Investors seeking cash dividends should not purchase our common stock.
Non-U.S.
investors may have difficulty effecting service of process against us or enforcing judgments against us in courts of non-U.S.
jurisdictions.
We
are a company incorporated under the laws of the State of New Jersey. All of our directors and officers reside in the United States.
It may not be possible for non-U.S. investors to effect service of process within their own jurisdictions upon our company and
our directors and officers. In addition, it may not be possible for non-U.S. investors to collect from our company, its directors
and officers, judgments obtained in courts in such non-U.S. jurisdictions predicated on non-U.S. legislation.
If
securities or industry analysts do not publish or cease publishing research or reports about us, our business or our market, or
if they change their recommendations regarding our stock adversely, our stock price and trading volume could decline.
The
trading market for our common stock will be influenced by the research and reports that industry or securities analysts may publish
about us, our business, our market or our competitors. If any of the analysts who may cover us change their recommendation regarding
our stock adversely, or provide more favorable relative recommendations about our competitors, our stock price would likely decline.
If any analyst who may cover us were to cease coverage of our company or fail to regularly publish reports on us, we could lose
visibility in the financial markets, which in turn could cause our stock price or trading volume to decline.
The
requirements of being a U.S. public company may strain our resources and divert management’s attention.
As
a U.S. public company, we will be or become subject to the reporting requirements of the Securities Exchange Act of 1934, as amended
(“Exchange Act”), the Sarbanes-Oxley Act, the Dodd-Frank Act, the listing requirements of NASDAQ, and other applicable
securities rules and regulations.
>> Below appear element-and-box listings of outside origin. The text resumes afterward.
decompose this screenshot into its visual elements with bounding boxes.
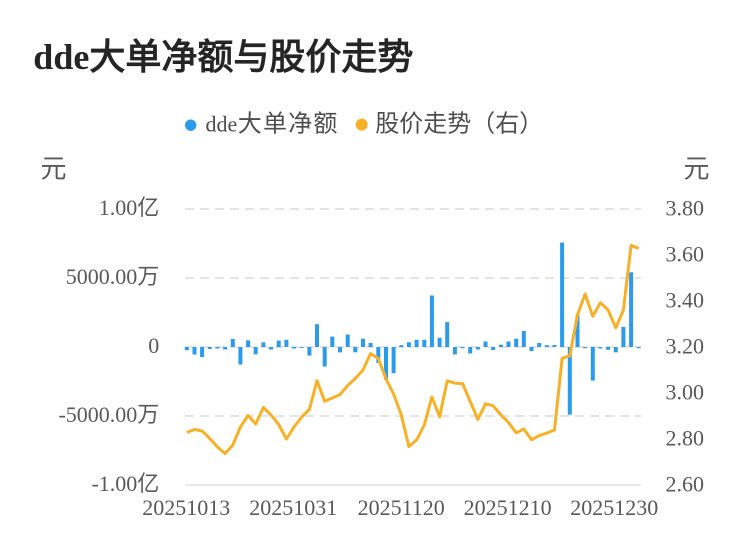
svg-text:dde: dde <box>206 112 238 137</box>
svg-text:20251230: 20251230 <box>570 495 658 520</box>
svg-text:-1.00亿: -1.00亿 <box>91 471 159 496</box>
svg-text:20251120: 20251120 <box>358 495 445 520</box>
svg-text:3.20: 3.20 <box>666 333 705 358</box>
svg-text:大单净额: 大单净额 <box>238 111 339 138</box>
svg-text:2.80: 2.80 <box>666 425 705 450</box>
svg-text:股价走势（右）: 股价走势（右） <box>375 111 543 138</box>
svg-text:元: 元 <box>41 155 67 184</box>
svg-text:20251013: 20251013 <box>142 495 230 520</box>
svg-text:20251031: 20251031 <box>249 495 337 520</box>
svg-text:dde大单净额与股价走势: dde大单净额与股价走势 <box>33 37 413 77</box>
svg-text:2.60: 2.60 <box>666 471 705 496</box>
svg-text:-5000.00万: -5000.00万 <box>58 402 159 427</box>
svg-text:3.40: 3.40 <box>666 287 705 312</box>
svg-text:3.80: 3.80 <box>666 195 705 220</box>
svg-text:3.00: 3.00 <box>666 379 705 404</box>
svg-text:3.60: 3.60 <box>666 241 705 266</box>
svg-text:0: 0 <box>148 333 159 358</box>
svg-text:20251210: 20251210 <box>464 495 552 520</box>
svg-text:元: 元 <box>684 155 710 184</box>
svg-text:5000.00万: 5000.00万 <box>66 264 160 289</box>
svg-text:1.00亿: 1.00亿 <box>99 195 160 220</box>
Compliance with these rules and regulations will increase our legal and financial compliance
costs, make some activities more difficult, time-consuming, or costly, and increase demand on our systems and resources. The Exchange
Act requires, among other things, that we file annual and current reports with respect to our business and operating results.
As
a result of disclosure in filings required of a public company, our business and financial condition will become more visible,
which we believe may result in threatened or actual litigation, including by competitors and other third parties. If such claims
are successful, our business and operating results could be harmed, and even if the claims do not result in litigation or are
resolved in our favor, these claims, and the time and resources necessary to resolve them, could divert resources of our management
and harm our business and operating results.
We
will incur significant costs as a result of being a publicly traded company and such costs may increase when we cease to be an
emerging growth company.
As
a publicly traded company, we will incur legal, accounting and other expenses estimated to range from $250,000 to $350,000 per
year, including costs associated with the periodic reporting requirements applicable to a company whose securities are registered
under the Exchange, as well as additional corporate governance requirements, including applicable requirements under the Sarbanes-Oxley
Act and other rules implemented by the SEC. The expenses incurred by public companies generally for reporting and corporate governance
purposes have been increasing. We expect compliance with these public reporting requirements and associated rules and regulations
to increase our legal and financial costs, particularly after we are no longer an emerging growth company, and to make some activities
more time-consuming and costly, although we are currently unable to estimate these costs with any degree of certainty. These laws
and regulations could also make it more difficult or costly for us to obtain certain types of insurance, including director and
officer liability insurance, and we may be forced to accept reduced policy limits and coverage or incur substantially higher costs
to obtain the same or similar coverage. These laws and regulations could also make it more difficult for us to attract and retain
qualified persons to serve on our board of directors, our board committees or as our executive officers. Further, if we are unable
to satisfy our obligations as a public company, we could be subject to delisting of our common stock, fines, sanctions and other
regulatory action and, potentially, civil litigation.
The
recently enacted JOBS Act reduces certain disclosure requirements for emerging growth companies, thereby decreasing related regulatory
compliance costs. We qualify as an emerging growth company. However, when we cease to be an emerging growth company, we will be
unable to take advantage of the reduced regulatory requirements and any associated cost savings.
Efforts
to comply with the applicable provisions of Section 404 of the Sarbanes-Oxley Act will involve significant expenditures, and non-compliance
with Section 404 of the Sarbanes-Oxley Act may adversely affect us and the market price of our common stock.
Under
current SEC rules, beginning with our fiscal year ending December 31, 2014, we will be required to report on our internal control
over financial reporting pursuant to Section 404 of the Sarbanes-Oxley Act, and related rules and regulations of the SEC; although,
as an emerging growth company, we are exempt from the requirement to provide an auditor attestation to management’s assessment
of its internal controls as required by Section 404(b) of the Sarbanes-Oxley Act. We will be required to review on an annual basis
our internal control over financial reporting, and on a quarterly and annual basis to evaluate and disclose changes in our internal
control over financial reporting. As a result, we expect to incur additional expenses in the near term that may negatively impact
our financial performance and our ability to make distributions. This process also will result in a diversion of management’s
time and attention. We cannot be certain as to the timing of completion of our evaluation, testing and remediation actions or
the impact of the same on our operations, and we may not be able to ensure that the process is effective or that our internal
control over financial reporting is or will be effective in a timely manner. In the event that we are unable to maintain or achieve
compliance with the applicable provisions of Section 404 of the Sarbanes-Oxley Act and related rules, we and the market price
of our common stock may be adversely affected.